For the initial device compilation, we indeed produce LLVM IR. Then, at link time, when we embed that LLVM IR in the host executable, we translate that device LLVM IR using the host backend to produce machine code for whatever target is selected.
Native CPU does not have things like pointer size, it copies all those attributes from the host. It cannot generally be used standalone. There are a few other targets in LLVM upstream already that similarly copy a lot of attributes from the host, that handling was taken from the NVPTX and SPIR targets.
In general, you're right, Native CPU LLVM IR is not host-target-independent, nor is it meant to be. In libclc, however, we avoid anything that results in LLVM IR that varies between host targets and we have nothing that depends on the size of pointers, and those LLVM IR files are meant to be host-target-independent. As far as I am aware, DPC++ does not support SYCL on CPUs with 32-bit pointers. In a local build, months ago, I tried it and used the compiler to build SYCL-CTS (for spir32). It did not go well. There is also no CI to test this, and no documentation that suggests this should work. If that ever changes, though, it should also work for Native CPU as well.
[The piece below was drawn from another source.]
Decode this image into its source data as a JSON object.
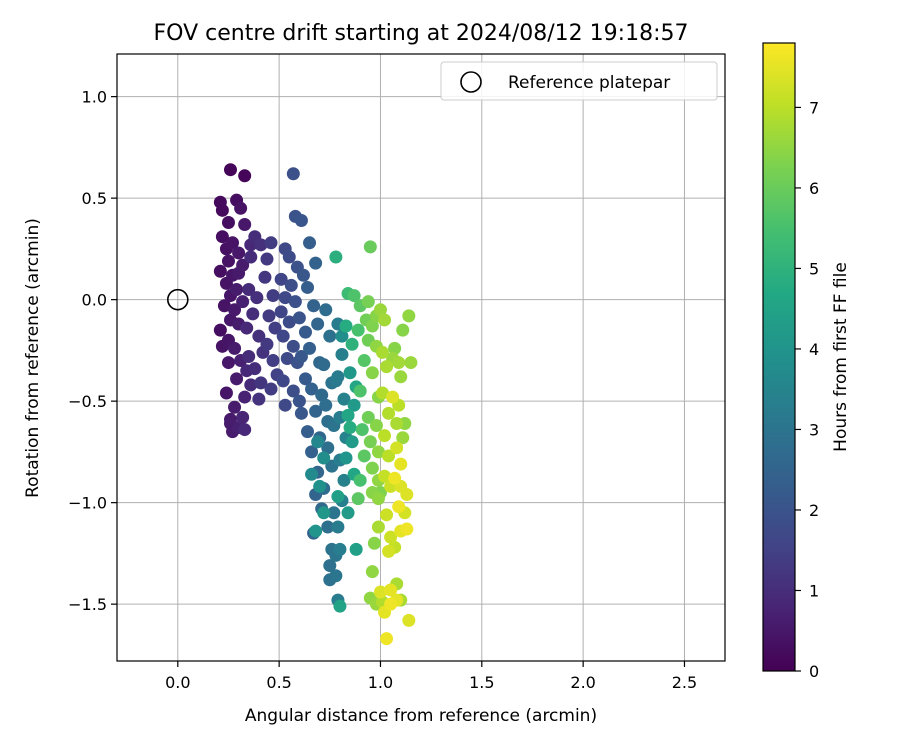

I can double-check later this week that we have no libclc/libdevice bugs in this area just to be sure (separate from this PR).
I'm happy to wait for someone else to review but they're good questions to ask to get answers written out for later reference. |
I might as well update here anyway: we don't have problems with pointers directly, we do have problems with assuming |
<sycl/detail/defines_elementary.hpp> defines a __DPCPP_SYCL_EXTERNAL macro for functions that are defined elsewhere. This macro is used both for functions defined by the platform's system libraries and for functions defined in libclc/libdevice. For Native CPU, these should be treated differently: functions defined by the platform's system libraries should be processed according to the platform's ABI, functions defined by libclc/libdevice should be processed in a host-target-independent way. Therefore, this PR introduces a __DPCPP_SYCL_EXTERNAL_LIBC macro so that libc functions can be tagged as such.
This PR does not yet make the changes to Native CPU to define __DPCPP_SYCL_EXTERNAL and __DPCPP_SYCL_EXTERNAL_LIBC differently.